When Mercedes Price (Vino’s Picasso), Christie Marcoplos (Blue Mangrove Gallery) and I selected the winners of the District 19 Congressional Artistic Discovery Contest, all we had to go on were the artworks submitted by our talented high school entrants. We chose Emma Troyer as the winner. She was interviewed at the awards ceremony by Southwest Florida art journalist Tom Hall. He provides a more personal look at Emma and her mixed media work, which she calls My Florida. Here’s what he wrote:

“The winners of the District 19 Congressional Artistic Discovery Contest were announced on Wednesday at a reception held in Room J-117/118 in the Rush Library on the Lee campus of Florida SouthWestern State College. Emma Troyer took top honors for her mixed media piece My Florida.

“Emma took a vintage Polaroid camera and took a series of shots of locations in Jacksonville Beach and St. Augustine, which she then framed and strung together with tiny globe lights. As you go from frame to frame, a storyline or narrative emerges that is different depending upon the experiences and memories you, the viewer, bring to the installation.

“Each of the images inside of the frames demonstrates that Emma has a real feel for composition and subject matter. Unlike today’s digital cameras, Polaroids are unforgiving. What you see is what you get. There’s no Photoshop to adjust the lighting or crop the image.

“For as good as Emma is as a neophyte photographer, she gets even bigger props for the imaginative way she presents the photographs.
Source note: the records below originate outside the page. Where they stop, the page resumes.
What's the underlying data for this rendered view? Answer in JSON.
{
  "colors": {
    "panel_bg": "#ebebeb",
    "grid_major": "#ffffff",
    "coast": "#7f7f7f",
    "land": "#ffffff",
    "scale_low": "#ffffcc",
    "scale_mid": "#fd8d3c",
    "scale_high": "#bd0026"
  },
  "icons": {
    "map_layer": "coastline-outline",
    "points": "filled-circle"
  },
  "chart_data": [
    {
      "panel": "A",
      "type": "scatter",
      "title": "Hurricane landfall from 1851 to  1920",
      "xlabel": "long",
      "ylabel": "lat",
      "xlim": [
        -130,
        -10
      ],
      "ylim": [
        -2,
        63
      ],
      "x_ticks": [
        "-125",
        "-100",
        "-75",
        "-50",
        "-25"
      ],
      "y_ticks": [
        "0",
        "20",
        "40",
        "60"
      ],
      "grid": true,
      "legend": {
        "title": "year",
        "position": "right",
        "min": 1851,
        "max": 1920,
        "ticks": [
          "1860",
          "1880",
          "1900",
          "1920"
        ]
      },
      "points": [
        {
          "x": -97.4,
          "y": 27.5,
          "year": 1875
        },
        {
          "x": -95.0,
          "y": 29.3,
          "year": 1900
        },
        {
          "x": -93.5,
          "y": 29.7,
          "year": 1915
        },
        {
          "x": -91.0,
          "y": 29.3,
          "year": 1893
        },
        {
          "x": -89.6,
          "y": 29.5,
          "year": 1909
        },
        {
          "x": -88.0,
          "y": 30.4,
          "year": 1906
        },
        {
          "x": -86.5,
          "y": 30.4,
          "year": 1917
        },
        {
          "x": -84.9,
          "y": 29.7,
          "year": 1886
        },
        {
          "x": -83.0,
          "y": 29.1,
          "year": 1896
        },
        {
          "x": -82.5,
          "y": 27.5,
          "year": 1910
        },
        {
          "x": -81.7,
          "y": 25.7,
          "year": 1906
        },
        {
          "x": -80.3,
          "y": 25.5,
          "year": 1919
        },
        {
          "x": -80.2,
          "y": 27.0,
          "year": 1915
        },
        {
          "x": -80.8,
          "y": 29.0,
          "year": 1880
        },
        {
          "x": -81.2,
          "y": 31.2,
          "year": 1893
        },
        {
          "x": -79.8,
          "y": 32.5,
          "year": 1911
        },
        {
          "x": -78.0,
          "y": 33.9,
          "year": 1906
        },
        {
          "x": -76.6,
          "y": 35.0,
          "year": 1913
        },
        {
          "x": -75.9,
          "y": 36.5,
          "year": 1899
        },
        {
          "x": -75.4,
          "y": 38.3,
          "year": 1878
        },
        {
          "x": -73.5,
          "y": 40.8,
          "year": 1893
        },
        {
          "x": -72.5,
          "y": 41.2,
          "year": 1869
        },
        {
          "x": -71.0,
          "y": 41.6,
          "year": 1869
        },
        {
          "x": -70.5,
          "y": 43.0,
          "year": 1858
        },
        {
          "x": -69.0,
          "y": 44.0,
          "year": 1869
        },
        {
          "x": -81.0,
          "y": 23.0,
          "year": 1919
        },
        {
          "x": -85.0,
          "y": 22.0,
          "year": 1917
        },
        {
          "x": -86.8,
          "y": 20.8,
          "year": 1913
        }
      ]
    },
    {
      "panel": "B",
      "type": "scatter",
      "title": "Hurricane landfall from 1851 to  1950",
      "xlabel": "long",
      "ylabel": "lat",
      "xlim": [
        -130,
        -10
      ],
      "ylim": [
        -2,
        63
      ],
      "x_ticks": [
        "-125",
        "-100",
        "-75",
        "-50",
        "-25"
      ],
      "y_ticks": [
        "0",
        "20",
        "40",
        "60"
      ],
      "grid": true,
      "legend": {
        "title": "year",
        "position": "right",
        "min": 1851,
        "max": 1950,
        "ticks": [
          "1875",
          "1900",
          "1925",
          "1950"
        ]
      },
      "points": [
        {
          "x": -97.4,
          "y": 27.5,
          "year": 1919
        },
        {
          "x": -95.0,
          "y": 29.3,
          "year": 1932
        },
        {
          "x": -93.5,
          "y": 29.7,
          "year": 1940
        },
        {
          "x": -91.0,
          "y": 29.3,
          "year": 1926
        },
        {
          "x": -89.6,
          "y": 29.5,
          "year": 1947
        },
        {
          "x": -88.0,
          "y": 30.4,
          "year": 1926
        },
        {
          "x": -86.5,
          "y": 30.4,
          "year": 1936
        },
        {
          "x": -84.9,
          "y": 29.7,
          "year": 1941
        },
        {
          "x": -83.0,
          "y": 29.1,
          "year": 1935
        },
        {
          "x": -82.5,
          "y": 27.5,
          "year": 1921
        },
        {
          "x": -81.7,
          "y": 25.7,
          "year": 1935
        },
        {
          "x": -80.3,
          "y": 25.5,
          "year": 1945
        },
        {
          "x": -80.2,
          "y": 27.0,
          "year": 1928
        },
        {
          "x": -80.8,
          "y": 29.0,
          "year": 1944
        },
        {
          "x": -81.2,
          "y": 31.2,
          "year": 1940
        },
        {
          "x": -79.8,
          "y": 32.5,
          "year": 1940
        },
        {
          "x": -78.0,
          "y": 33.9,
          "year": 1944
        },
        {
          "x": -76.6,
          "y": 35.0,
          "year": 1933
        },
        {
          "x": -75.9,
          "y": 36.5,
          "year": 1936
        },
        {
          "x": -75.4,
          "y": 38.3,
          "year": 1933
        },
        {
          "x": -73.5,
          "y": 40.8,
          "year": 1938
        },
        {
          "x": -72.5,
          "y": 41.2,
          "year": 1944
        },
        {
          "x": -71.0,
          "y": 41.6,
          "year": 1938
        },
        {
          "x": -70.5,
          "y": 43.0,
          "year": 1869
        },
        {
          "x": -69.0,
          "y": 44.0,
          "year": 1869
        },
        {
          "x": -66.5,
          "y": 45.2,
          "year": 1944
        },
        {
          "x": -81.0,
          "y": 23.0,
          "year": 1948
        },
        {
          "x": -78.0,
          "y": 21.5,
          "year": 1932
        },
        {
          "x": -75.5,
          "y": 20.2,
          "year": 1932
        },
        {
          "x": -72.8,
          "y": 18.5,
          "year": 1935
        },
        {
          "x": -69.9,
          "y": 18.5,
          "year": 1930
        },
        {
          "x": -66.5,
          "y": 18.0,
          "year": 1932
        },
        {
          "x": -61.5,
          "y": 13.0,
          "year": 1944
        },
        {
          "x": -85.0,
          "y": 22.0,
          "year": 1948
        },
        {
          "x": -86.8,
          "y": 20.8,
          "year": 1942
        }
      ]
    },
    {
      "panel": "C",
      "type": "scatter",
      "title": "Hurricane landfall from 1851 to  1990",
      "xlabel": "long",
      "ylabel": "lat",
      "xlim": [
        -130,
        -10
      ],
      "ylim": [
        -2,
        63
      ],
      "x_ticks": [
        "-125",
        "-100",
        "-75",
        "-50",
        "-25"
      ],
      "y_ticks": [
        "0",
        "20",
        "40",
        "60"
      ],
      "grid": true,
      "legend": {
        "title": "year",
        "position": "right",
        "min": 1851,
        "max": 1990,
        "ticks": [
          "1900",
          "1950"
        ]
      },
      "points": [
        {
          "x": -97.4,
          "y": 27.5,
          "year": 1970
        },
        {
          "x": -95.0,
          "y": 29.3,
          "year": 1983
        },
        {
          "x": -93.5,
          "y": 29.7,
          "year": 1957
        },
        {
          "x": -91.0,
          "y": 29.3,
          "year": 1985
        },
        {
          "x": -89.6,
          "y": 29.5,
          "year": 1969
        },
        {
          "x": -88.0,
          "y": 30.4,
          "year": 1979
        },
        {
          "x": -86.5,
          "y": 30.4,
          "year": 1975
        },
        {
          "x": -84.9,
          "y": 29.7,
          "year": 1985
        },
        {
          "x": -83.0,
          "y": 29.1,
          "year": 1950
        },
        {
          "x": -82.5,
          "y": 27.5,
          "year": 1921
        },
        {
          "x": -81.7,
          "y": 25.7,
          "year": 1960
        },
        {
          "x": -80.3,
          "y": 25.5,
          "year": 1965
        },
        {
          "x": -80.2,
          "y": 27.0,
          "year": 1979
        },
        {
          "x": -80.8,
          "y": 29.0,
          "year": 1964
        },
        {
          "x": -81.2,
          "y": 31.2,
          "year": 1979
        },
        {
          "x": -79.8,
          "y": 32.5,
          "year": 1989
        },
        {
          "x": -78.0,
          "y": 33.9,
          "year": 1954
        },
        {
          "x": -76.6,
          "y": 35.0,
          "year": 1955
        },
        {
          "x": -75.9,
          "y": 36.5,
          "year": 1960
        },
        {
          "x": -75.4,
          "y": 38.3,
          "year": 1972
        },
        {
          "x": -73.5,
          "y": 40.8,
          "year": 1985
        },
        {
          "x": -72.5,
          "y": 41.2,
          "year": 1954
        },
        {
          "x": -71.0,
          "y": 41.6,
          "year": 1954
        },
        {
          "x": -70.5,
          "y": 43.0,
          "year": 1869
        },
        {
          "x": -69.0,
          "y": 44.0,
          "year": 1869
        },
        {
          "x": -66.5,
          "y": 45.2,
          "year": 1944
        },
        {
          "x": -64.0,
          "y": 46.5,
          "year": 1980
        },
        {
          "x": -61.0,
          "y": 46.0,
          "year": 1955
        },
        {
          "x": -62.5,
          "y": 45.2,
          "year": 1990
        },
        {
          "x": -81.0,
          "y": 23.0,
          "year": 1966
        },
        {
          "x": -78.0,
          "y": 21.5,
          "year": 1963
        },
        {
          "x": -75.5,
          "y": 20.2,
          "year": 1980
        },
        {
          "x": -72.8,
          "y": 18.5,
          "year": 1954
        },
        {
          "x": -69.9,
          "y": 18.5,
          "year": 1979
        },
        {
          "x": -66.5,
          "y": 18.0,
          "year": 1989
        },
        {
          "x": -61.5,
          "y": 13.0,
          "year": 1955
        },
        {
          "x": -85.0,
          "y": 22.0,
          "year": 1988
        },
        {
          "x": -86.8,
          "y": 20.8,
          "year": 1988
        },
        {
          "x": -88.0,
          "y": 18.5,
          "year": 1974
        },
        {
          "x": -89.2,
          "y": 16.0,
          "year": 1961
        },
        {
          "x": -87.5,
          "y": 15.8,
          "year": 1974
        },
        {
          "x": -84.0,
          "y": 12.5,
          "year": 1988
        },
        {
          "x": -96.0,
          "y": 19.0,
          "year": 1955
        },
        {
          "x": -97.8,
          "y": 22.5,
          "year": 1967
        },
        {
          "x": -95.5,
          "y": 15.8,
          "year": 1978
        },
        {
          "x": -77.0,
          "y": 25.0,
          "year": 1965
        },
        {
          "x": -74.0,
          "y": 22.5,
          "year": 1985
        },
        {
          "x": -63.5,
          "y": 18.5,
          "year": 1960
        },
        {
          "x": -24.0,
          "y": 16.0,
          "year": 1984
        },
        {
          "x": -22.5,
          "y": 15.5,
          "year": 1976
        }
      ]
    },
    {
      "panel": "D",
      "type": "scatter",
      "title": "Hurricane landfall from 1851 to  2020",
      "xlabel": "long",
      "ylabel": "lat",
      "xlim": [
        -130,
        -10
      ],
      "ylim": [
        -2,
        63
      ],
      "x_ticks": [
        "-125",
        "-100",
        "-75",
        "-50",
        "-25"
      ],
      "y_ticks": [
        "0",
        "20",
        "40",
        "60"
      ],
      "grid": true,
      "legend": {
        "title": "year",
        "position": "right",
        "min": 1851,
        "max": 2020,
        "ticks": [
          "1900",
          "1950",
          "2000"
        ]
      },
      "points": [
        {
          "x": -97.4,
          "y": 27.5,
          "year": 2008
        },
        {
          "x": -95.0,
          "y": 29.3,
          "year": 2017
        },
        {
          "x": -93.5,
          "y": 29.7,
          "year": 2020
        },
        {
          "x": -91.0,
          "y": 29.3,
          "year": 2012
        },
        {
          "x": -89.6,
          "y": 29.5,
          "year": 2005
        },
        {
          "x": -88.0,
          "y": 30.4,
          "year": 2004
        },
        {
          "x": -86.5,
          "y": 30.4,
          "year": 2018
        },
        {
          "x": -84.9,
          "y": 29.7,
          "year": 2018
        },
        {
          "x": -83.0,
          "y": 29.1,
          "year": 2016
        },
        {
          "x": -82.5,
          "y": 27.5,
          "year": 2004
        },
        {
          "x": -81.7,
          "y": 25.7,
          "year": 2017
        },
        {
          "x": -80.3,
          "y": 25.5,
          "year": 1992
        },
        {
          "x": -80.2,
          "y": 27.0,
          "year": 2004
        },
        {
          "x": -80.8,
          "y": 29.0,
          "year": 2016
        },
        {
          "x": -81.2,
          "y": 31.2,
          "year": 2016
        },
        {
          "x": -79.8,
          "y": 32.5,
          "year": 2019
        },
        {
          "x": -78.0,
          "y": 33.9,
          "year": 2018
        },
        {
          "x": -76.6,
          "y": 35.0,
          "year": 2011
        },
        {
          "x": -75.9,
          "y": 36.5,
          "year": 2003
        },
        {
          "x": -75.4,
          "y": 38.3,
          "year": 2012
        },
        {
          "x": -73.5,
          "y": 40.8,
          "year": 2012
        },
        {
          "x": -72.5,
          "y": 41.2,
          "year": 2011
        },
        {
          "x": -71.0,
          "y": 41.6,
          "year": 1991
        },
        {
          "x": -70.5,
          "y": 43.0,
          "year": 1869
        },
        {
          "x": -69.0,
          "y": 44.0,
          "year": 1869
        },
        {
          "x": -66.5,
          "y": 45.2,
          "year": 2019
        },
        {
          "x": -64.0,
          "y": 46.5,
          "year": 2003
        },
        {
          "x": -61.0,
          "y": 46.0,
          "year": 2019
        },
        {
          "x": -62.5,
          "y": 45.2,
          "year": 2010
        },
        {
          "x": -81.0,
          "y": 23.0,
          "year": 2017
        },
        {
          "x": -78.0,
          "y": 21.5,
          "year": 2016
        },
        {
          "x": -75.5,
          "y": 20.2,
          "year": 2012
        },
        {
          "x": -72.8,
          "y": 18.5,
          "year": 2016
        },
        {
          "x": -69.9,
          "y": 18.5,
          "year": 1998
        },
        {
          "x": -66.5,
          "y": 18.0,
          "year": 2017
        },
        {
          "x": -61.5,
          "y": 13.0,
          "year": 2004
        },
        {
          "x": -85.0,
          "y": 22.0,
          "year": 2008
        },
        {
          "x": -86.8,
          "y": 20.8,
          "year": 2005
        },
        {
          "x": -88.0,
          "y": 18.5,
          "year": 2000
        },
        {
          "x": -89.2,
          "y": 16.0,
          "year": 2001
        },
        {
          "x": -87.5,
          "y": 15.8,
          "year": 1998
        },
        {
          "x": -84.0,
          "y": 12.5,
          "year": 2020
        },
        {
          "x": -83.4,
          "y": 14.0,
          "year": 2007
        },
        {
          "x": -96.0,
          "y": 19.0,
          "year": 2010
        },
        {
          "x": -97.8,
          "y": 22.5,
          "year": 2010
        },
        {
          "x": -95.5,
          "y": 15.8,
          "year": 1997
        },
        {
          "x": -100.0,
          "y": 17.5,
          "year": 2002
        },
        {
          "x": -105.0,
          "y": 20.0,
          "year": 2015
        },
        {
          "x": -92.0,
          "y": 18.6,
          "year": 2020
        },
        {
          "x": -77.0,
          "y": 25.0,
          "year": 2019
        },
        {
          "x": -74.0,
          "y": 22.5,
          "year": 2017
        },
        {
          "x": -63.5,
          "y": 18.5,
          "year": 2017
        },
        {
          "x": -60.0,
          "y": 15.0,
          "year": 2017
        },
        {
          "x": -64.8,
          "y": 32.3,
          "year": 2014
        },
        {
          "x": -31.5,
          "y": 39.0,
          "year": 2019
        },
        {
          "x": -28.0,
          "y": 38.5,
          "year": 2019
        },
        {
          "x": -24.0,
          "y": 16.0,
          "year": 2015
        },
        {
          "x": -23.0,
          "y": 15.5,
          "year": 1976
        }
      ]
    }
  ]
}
She could have just mounted the photos on a framed piece of Lucite, but she instead affixed them to a strand of globe lights to underscore that except for people with hyperthymesia (who, like Marilu Henner and Jill Price, can remember almost every day of their lives in near perfect detail), our memories are a string of high and low lights. Thus, Emma created the perfect metaphor for the way memory works in most of our lives.

“’It’s absolutely insane,’ said Emma, when asked what she thought about the prospect of having her artwork displayed in the Capitol Tunnel along with work by winners from around the country.

“Southwest Airlines is providing Emma with two round-trip tickets to Washington, D.C. so that she and her mother, Kirsten, can attend the reception for the opening of the national exhibit.

“‘This type of creativity should be recognized and applauded whenever and wherever it appears,’ said judge Leoma Lovegrove following the awards ceremony and FSW reception. ‘What’s truly remarkable here is that this is Emma Troyer’s very first art show. But it won’t be her last.’

“One competition Emma plans to enter is next year’s Camera USA national photo contest and exhibition sponsored by the Naples Art Association. She’s already arranged for her mother to take her to this year’s show, which goes on display at The von Liebig Art Center June 19-August 6. The top image receives a $5,000 cash prize!

“In addition to Lovegrove, the judging panel consisted of Vino’s Picasso owner Mercedes Price and Marco Island’s Blue Mangrove Gallery owner Christie Marcoplos. The trio judged the contest at the invitation of U.S. Representative Francis J. Rooney. The judges evaluated each entry on the basis of content (creativity & originality), quality (the technical execution of the work) and overall impression.

“The District 19 Congressional art contest is part of the national Artistic Discovery Contest that the United States House of Representatives holds each Spring. The Congressional Art Competition began in 1982 to provide an opportunity for members of Congress to encourage and recognize the artistic talents of their young constituents. Since then, over 650,000 high school students have been involved with the nationwide competition.”